Dekatria 2016
Delving deep into acoustic textures, Canadian guitarist pumps vibrant life into his veins.
A good decade has passed since Strat Andriotis started to drift away from hard rock reefs and look for riffs of serene disposition. A couple of records into this haven, he found it, yet “Less Off Patient” doesn’t deliver the calm one may hope for, because tentative calamity is never far away from the album’s scope – as shaped by a trio format.
Enchanting in a chamber way, its title track may set things in dreamy motion by creating a piano-propelled sense of urgency, but Strat’s six strings usher Adrianna Lee’s violin to the fore for the scene to turn into a vaudeville. In this playful, if ultimately, intimately romantic, atmosphere “Grey Song” is able to exist without voice to carry the tune, while “Inner Change” and “Where It Goes” feel fractured to the point of losing a melody. For all their jazzy intent, the faux avant-garde “A Behaviour Pattern” and the smoky “There’s Always Tomorrow” are classically minded, although the pieces’ inner discipline seems to be prone to mischief, guitar focusing on rhythm more than on filigree detail that’s stricken with flamenco twang, whereas”185 To Freedom” has blues in its heart and “The Dimming Light” is sparse and cold, yet alluring.
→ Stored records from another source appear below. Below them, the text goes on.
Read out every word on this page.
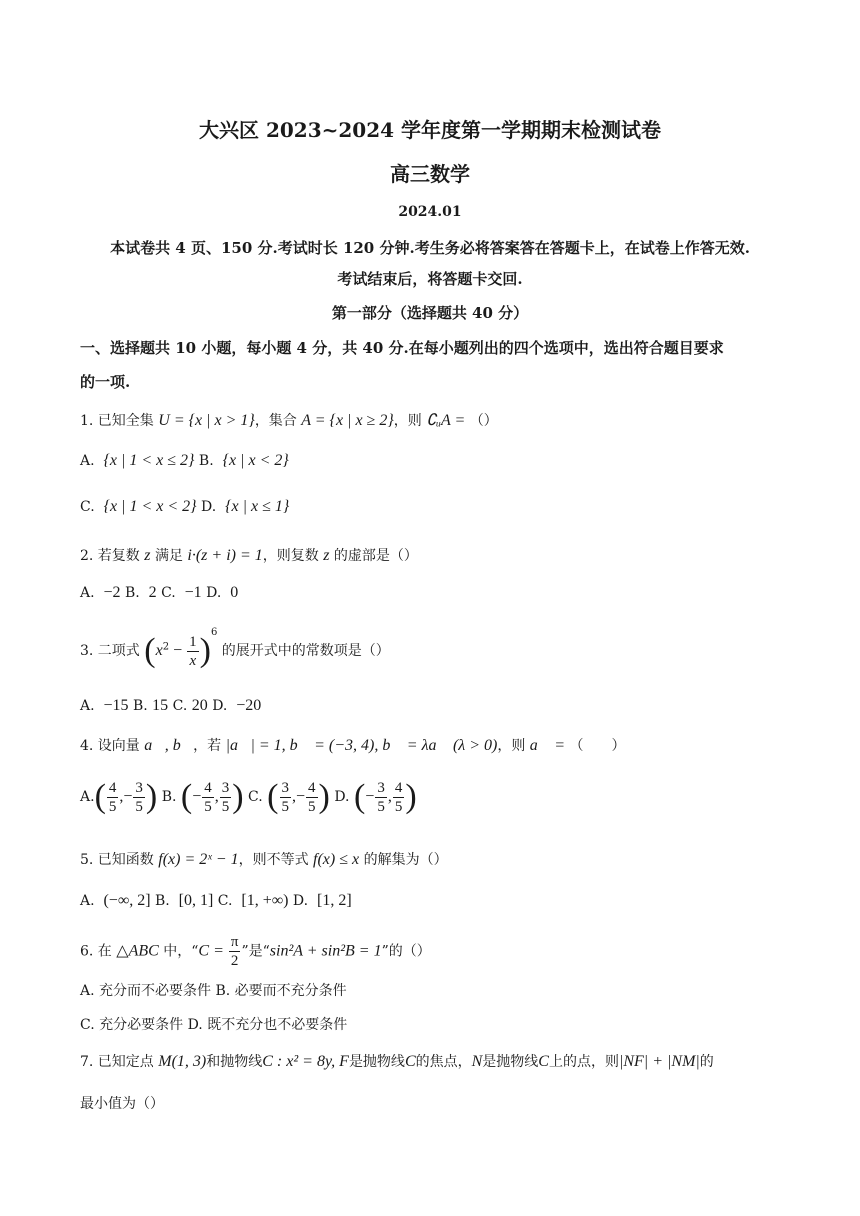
大兴区 2023~2024 学年度第一学期期末检测试卷
高三数学
2024.01
本试卷共 4 页、150 分.考试时长 120 分钟.考生务必将答案答在答题卡上，在试卷上作答无效.
考试结束后，将答题卡交回.
第一部分（选择题共 40 分）
一、选择题共 10 小题，每小题 4 分，共 40 分.在每小题列出的四个选项中，选出符合题目要求
的一项.
1. 已知全集 U = {x | x > 1}，集合 A = {x | x ≥ 2}，则 ∁ᵤA = （）
A. {x | 1 < x ≤ 2} B. {x | x < 2}
C. {x | 1 < x < 2} D. {x | x ≤ 1}
2. 若复数 z 满足 i·(z + i) = 1，则复数 z 的虚部是（）
A. −2 B. 2 C. −1 D. 0
3. 二项式 $(x^2 - \frac{1}{x} )^6$ 的展开式中的常数项是（）
A. −15 B. 15 C. 20 D. −20
4. 设向量 a⃗, b⃗，若 |a⃗| = 1, b⃗ = (−3, 4), b⃗ = λa⃗ (λ > 0)，则 a⃗ = （　　）
$A.( \frac{4}{5}$ ,− $\frac{3}{5}$ ) B. (− $\frac{4}{5}$ , $\frac{3}{5}$ ) C. ( $\frac{3}{5}$ ,− $\frac{4}{5}$ ) D. (− $\frac{3}{5}$ , $\frac{4}{5}$ )
5. 已知函数 f(x) = 2ˣ − 1，则不等式 f(x) ≤ x 的解集为（）
A. (−∞, 2] B. [0, 1] C. [1, +∞) D. [1, 2]
6. 在 △ABC 中，“$C = \frac{\pi}{2}$ ”是“sin²A + sin²B = 1”的（）
A. 充分而不必要条件 B. 必要而不充分条件
C. 充分必要条件 D. 既不充分也不必要条件
7. 已知定点 M(1, 3)和抛物线C : x² = 8y, F是抛物线C的焦点，N是抛物线C上的点，则|NF| + |NM|的
最小值为（）
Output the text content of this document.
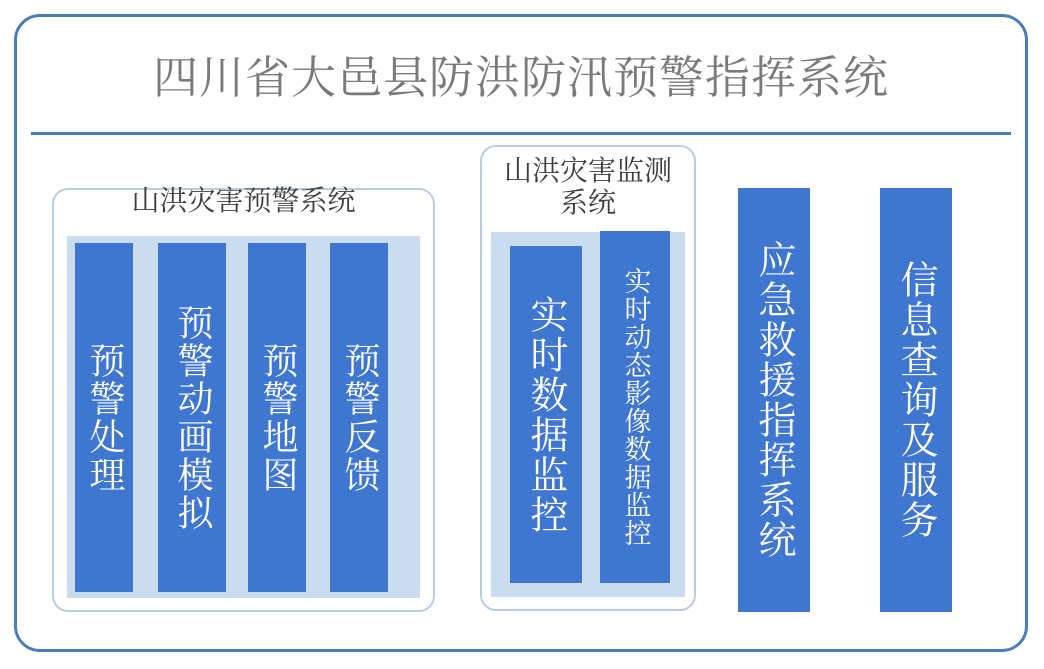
四川省大邑县防洪防汛预警指挥系统
山洪灾害预警系统
预警处理 预警动画模拟 预警地图 预警反馈
山洪灾害监测系统
实时数据监控 实时动态影像数据监控	应急救援指挥系统	信息查询及服务
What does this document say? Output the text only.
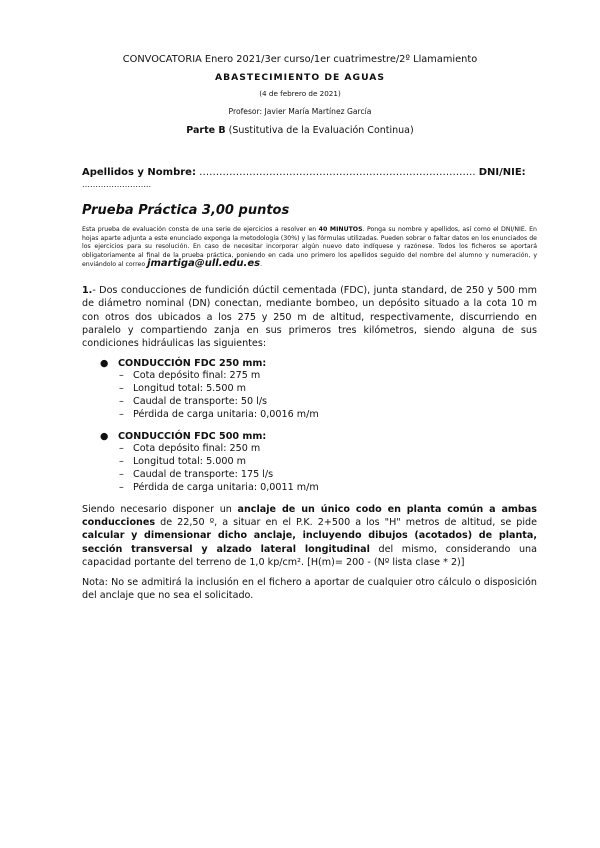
CONVOCATORIA Enero 2021/3er curso/1er cuatrimestre/2º Llamamiento
ABASTECIMIENTO DE AGUAS
(4 de febrero de 2021)
Profesor: Javier María Martínez García
Parte B (Sustitutiva de la Evaluación Continua)
Apellidos y Nombre: ……………………………………………………………………….. DNI/NIE:
……………………..
Prueba Práctica 3,00 puntos
Esta prueba de evaluación consta de una serie de ejercicios a resolver en 40 MINUTOS. Ponga su nombre y apellidos, así como el DNI/NIE. En hojas aparte adjunta a este enunciado exponga la metodología (30%) y las fórmulas utilizadas. Pueden sobrar o faltar datos en los enunciados de los ejercicios para su resolución. En caso de necesitar incorporar algún nuevo dato indíquese y razónese. Todos los ficheros se aportará obligatoriamente al final de la prueba práctica, poniendo en cada uno primero los apellidos seguido del nombre del alumno y numeración, y enviándolo al correo jmartiga@ull.edu.es.
1.- Dos conducciones de fundición dúctil cementada (FDC), junta standard, de 250 y 500 mm de diámetro nominal (DN) conectan, mediante bombeo, un depósito situado a la cota 10 m con otros dos ubicados a los 275 y 250 m de altitud, respectivamente, discurriendo en paralelo y compartiendo zanja en sus primeros tres kilómetros, siendo alguna de sus condiciones hidráulicas las siguientes:
● CONDUCCIÓN FDC 250 mm:
– Cota depósito final: 275 m
– Longitud total: 5.500 m
– Caudal de transporte: 50 l/s
– Pérdida de carga unitaria: 0,0016 m/m
● CONDUCCIÓN FDC 500 mm:
– Cota depósito final: 250 m
– Longitud total: 5.000 m
– Caudal de transporte: 175 l/s
– Pérdida de carga unitaria: 0,0011 m/m
Siendo necesario disponer un anclaje de un único codo en planta común a ambas conducciones de 22,50 º, a situar en el P.K. 2+500 a los "H" metros de altitud, se pide calcular y dimensionar dicho anclaje, incluyendo dibujos (acotados) de planta, sección transversal y alzado lateral longitudinal del mismo, considerando una capacidad portante del terreno de 1,0 kp/cm². [H(m)= 200 - (Nº lista clase * 2)]
Nota: No se admitirá la inclusión en el fichero a aportar de cualquier otro cálculo o disposición del anclaje que no sea el solicitado.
Simultaneously lyrical and muscular, “Duet” finds Andriotis and Lee dancing in the spotlight, in the lonely, bleak place only shadows of yesterday are allowed to tread, while “Long Days” somehow outstays its aloof welcome – at least until Jeff Vidov’s ivories arrive as a saving grace. But it’s Strat’s instrument that’s driving “Somewhere In Time My Love” to the brink of delight, a place which has little to do with patience. At the end of the record, its title makes sense – as does its music.